China’s economy has yet to fully recover from the impact of the pandemic and the government’s strict and extensive “zero COVID” policies. Even though the restrictions were lifted, consumer spending has since been reduced. Additionally, Beijing’s previous crackdown on China’s tech sector has kept valuations down. As a result of all these actions, Chinese stocks have been struggling for years.

However, an interest rate cut by the People’s Bank of China caused investors to change their view on the world’s second largest economy last month and were particularly favorable to PDD Holdings , which was already surpassing the competitors.

As a result, stocks ended September up 40%, according to S&P Global Market Intelligence. That increase came largely towards the end of the month as China’s monetary policy became more accommodative and it took other steps to stimulate the economy.

PDD diagram

PDD data by YCharts.

Is China back?

There wasn’t much company-specific news regarding PDD Holdings last month. In fact, the biggest news related to the e-commerce company was negative. On Sept. 13, the stock fell 2.4 percent in response to the White House’s initiation of actions that would crack down on a trade loophole that allowed Chinese retailers like Temu to ship cheap packages to the U.S. in a way that avoids tariffs.

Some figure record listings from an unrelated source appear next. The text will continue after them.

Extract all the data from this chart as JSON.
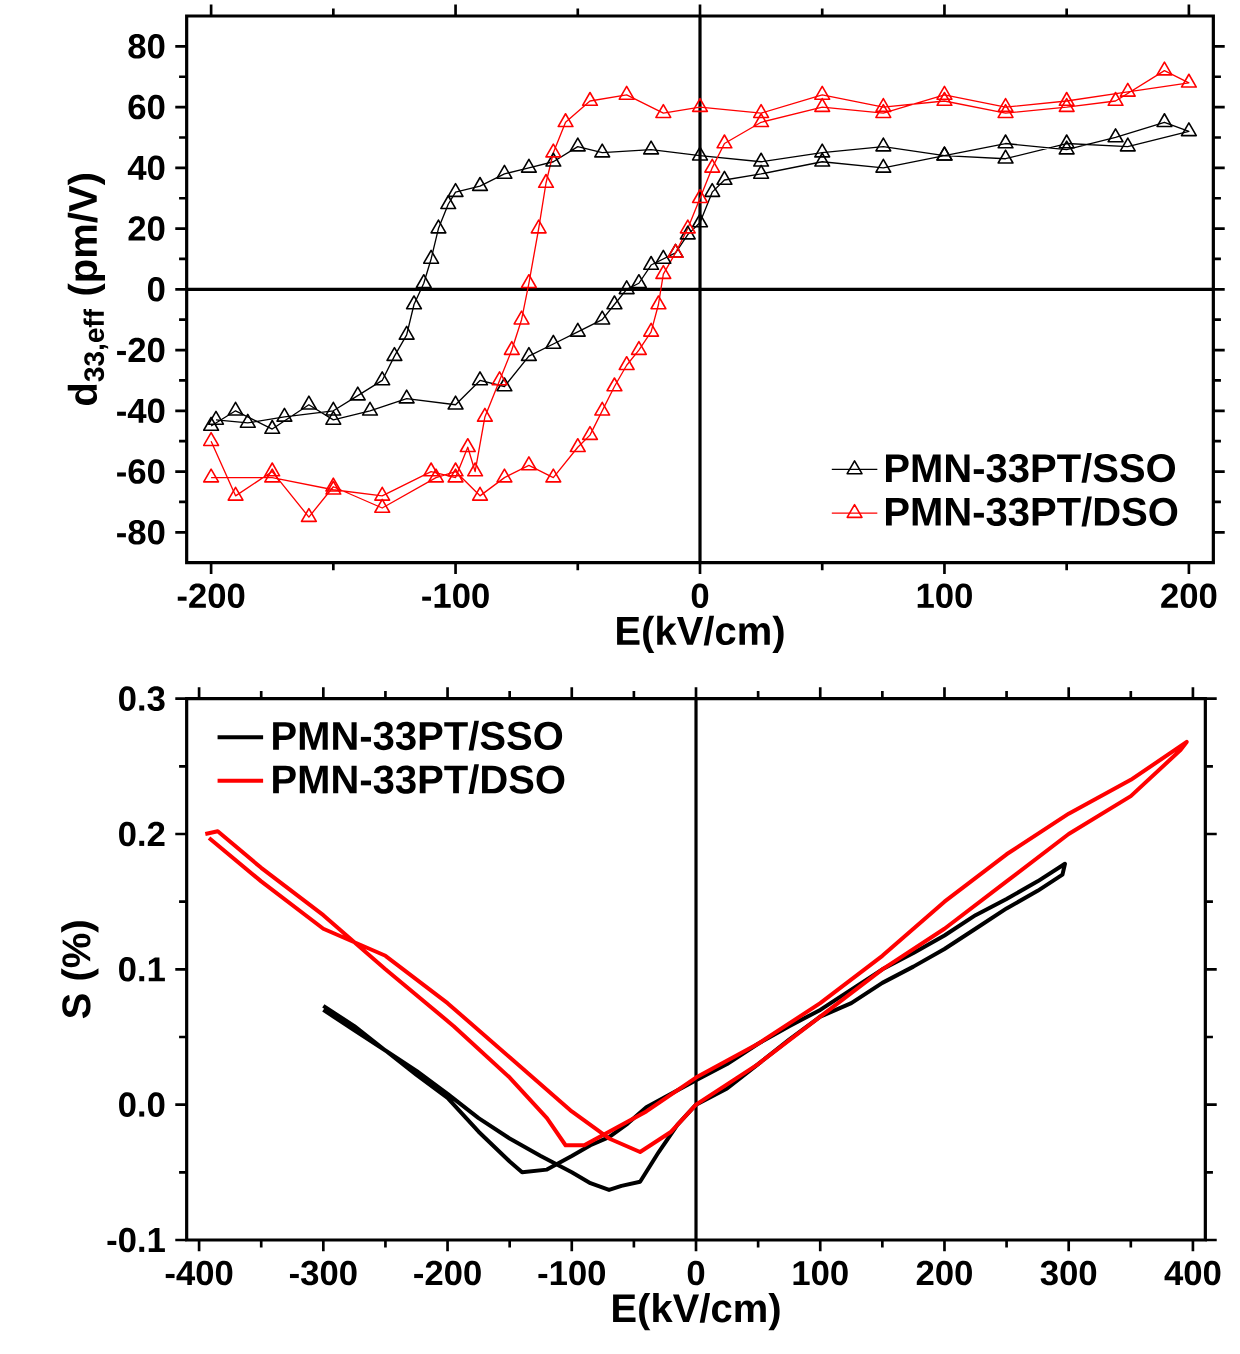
{
  "chart_data": [
    {
      "type": "line",
      "xlabel": "E(kV/cm)",
      "ylabel": "d$_{33,eff}$ (pm/V)",
      "xlim": [
        -210,
        210
      ],
      "ylim": [
        -90,
        90
      ],
      "xticks": [
        -200,
        -100,
        0,
        100,
        200
      ],
      "yticks": [
        -80,
        -60,
        -40,
        -20,
        0,
        20,
        40,
        60,
        80
      ],
      "grid": false,
      "legend": "bottom right",
      "marker": "triangle",
      "line_style": "solid",
      "ref_lines": [
        {
          "axis": "x",
          "value": 0,
          "color": "#000000"
        },
        {
          "axis": "y",
          "value": 0,
          "color": "#000000"
        }
      ],
      "series": [
        {
          "name": "PMN-33PT/SSO",
          "color": "#000000",
          "x": [
            -200,
            -190,
            -175,
            -160,
            -150,
            -135,
            -120,
            -100,
            -90,
            -80,
            -70,
            -60,
            -50,
            -40,
            -35,
            -30,
            -25,
            -20,
            -15,
            -10,
            -5,
            0,
            5,
            10,
            25,
            50,
            75,
            100,
            125,
            150,
            175,
            200,
            190,
            170,
            150,
            125,
            100,
            75,
            50,
            25,
            0,
            -20,
            -40,
            -50,
            -60,
            -70,
            -80,
            -90,
            -100,
            -103,
            -107,
            -110,
            -113,
            -117,
            -120,
            -125,
            -130,
            -140,
            -150,
            -170,
            -185,
            -198
          ],
          "values": [
            -45,
            -40,
            -46,
            -38,
            -43,
            -40,
            -36,
            -38,
            -30,
            -32,
            -22,
            -18,
            -14,
            -10,
            -5,
            0,
            2,
            8,
            10,
            12,
            18,
            22,
            32,
            36,
            38,
            42,
            40,
            44,
            43,
            48,
            47,
            52,
            55,
            50,
            46,
            48,
            44,
            47,
            45,
            42,
            44,
            46,
            45,
            47,
            42,
            40,
            38,
            34,
            32,
            28,
            20,
            10,
            2,
            -5,
            -15,
            -22,
            -30,
            -35,
            -40,
            -42,
            -44,
            -43
          ]
        },
        {
          "name": "PMN-33PT/DSO",
          "color": "#ff0000",
          "x": [
            -200,
            -190,
            -175,
            -160,
            -150,
            -130,
            -108,
            -100,
            -90,
            -80,
            -70,
            -60,
            -50,
            -45,
            -40,
            -35,
            -30,
            -25,
            -20,
            -17,
            -15,
            -10,
            -5,
            0,
            5,
            10,
            25,
            50,
            75,
            100,
            125,
            150,
            175,
            200,
            190,
            170,
            150,
            125,
            100,
            75,
            50,
            25,
            0,
            -15,
            -30,
            -45,
            -55,
            -60,
            -63,
            -66,
            -70,
            -73,
            -77,
            -82,
            -88,
            -92,
            -95,
            -100,
            -110,
            -130,
            -150,
            -175,
            -200
          ],
          "values": [
            -50,
            -68,
            -60,
            -75,
            -65,
            -72,
            -62,
            -60,
            -68,
            -62,
            -58,
            -62,
            -52,
            -48,
            -40,
            -32,
            -25,
            -20,
            -14,
            -5,
            5,
            12,
            20,
            30,
            40,
            48,
            55,
            60,
            58,
            64,
            60,
            62,
            65,
            68,
            72,
            62,
            60,
            58,
            62,
            60,
            64,
            58,
            60,
            58,
            64,
            62,
            55,
            45,
            35,
            20,
            2,
            -10,
            -20,
            -30,
            -42,
            -60,
            -52,
            -62,
            -60,
            -68,
            -66,
            -62,
            -62
          ]
        }
      ]
    },
    {
      "type": "line",
      "xlabel": "E(kV/cm)",
      "ylabel": "S (%)",
      "xlim": [
        -410,
        410
      ],
      "ylim": [
        -0.1,
        0.3
      ],
      "xticks": [
        -400,
        -300,
        -200,
        -100,
        0,
        100,
        200,
        300,
        400
      ],
      "yticks": [
        -0.1,
        {
          "value": 0,
          "label": "0.0"
        },
        0.1,
        0.2,
        0.3
      ],
      "grid": false,
      "legend": "top left",
      "line_style": "solid",
      "ref_lines": [
        {
          "axis": "x",
          "value": 0,
          "color": "#000000"
        }
      ],
      "series": [
        {
          "name": "PMN-33PT/SSO",
          "color": "#000000",
          "x": [
            -300,
            -275,
            -250,
            -225,
            -200,
            -175,
            -150,
            -140,
            -120,
            -100,
            -85,
            -70,
            -55,
            -40,
            -20,
            0,
            25,
            50,
            75,
            100,
            125,
            150,
            175,
            200,
            225,
            250,
            275,
            297,
            295,
            275,
            250,
            225,
            200,
            175,
            150,
            125,
            100,
            75,
            50,
            25,
            0,
            -15,
            -30,
            -45,
            -60,
            -70,
            -85,
            -100,
            -125,
            -150,
            -175,
            -200,
            -225,
            -250,
            -275,
            -300
          ],
          "values": [
            0.073,
            0.058,
            0.04,
            0.022,
            0.005,
            -0.02,
            -0.042,
            -0.05,
            -0.048,
            -0.038,
            -0.03,
            -0.024,
            -0.014,
            -0.002,
            0.008,
            0.018,
            0.03,
            0.045,
            0.058,
            0.07,
            0.085,
            0.1,
            0.112,
            0.125,
            0.14,
            0.152,
            0.165,
            0.178,
            0.17,
            0.158,
            0.145,
            0.13,
            0.115,
            0.102,
            0.09,
            0.075,
            0.065,
            0.048,
            0.03,
            0.012,
            0.0,
            -0.015,
            -0.035,
            -0.057,
            -0.06,
            -0.063,
            -0.058,
            -0.05,
            -0.038,
            -0.025,
            -0.01,
            0.008,
            0.025,
            0.04,
            0.055,
            0.07
          ]
        },
        {
          "name": "PMN-33PT/DSO",
          "color": "#ff0000",
          "x": [
            -395,
            -385,
            -350,
            -300,
            -250,
            -195,
            -150,
            -120,
            -105,
            -90,
            -70,
            -40,
            0,
            50,
            100,
            150,
            200,
            250,
            300,
            350,
            395,
            390,
            350,
            300,
            250,
            200,
            150,
            100,
            50,
            0,
            -20,
            -45,
            -70,
            -100,
            -150,
            -200,
            -250,
            -300,
            -350,
            -392
          ],
          "values": [
            0.2,
            0.202,
            0.175,
            0.14,
            0.1,
            0.058,
            0.02,
            -0.01,
            -0.03,
            -0.03,
            -0.02,
            -0.005,
            0.02,
            0.045,
            0.075,
            0.11,
            0.15,
            0.185,
            0.215,
            0.24,
            0.268,
            0.262,
            0.228,
            0.2,
            0.165,
            0.13,
            0.1,
            0.065,
            0.03,
            0.0,
            -0.02,
            -0.035,
            -0.025,
            -0.005,
            0.035,
            0.075,
            0.11,
            0.13,
            0.165,
            0.197
          ]
        }
      ]
    }
  ]
}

Later in the month, stocks began to rise as Beijing unleashed significant steps to boost the Chinese economy.

First, on September 24, the People’s Bank of China made the biggest cut yet to its medium-term lending facility, dropping the rate from 2.3% to 2%. The central bank also said it was reducing the amount of reserves Chinese banks were required to hold in a bid to encourage lending.

Later in the week, the Politburo — the committee made up of China’s top political leaders — publicly backed the move, releasing a statement calling for strong stimulus and more measures to support consumer demand.

A woman standing in front of the Hong Kong skyline on the computer

Image source: Getty Images.

What it means for PDD Holdings

Just like his peers Alibaba and JD.comPDD rose as investors believed these government efforts would lead to higher consumer spending. However, investors should be aware that Pinduoduo’s parent is growing much faster than its two peers and has outperformed those stocks.

PDD revenue rose 86% in the second quarter to $13.4 billion. It also reported a strong operating profit of $4.5 billion, showing that it is very profitable.

If China’s new stimulus efforts succeed, PDD growth could accelerate from here, sending inventory even higher.

Jeremy Bowman has no position in any of the listed stocks. The Motley Fool has no position in any of the stocks mentioned. The Motley Fool has a disclosure policy.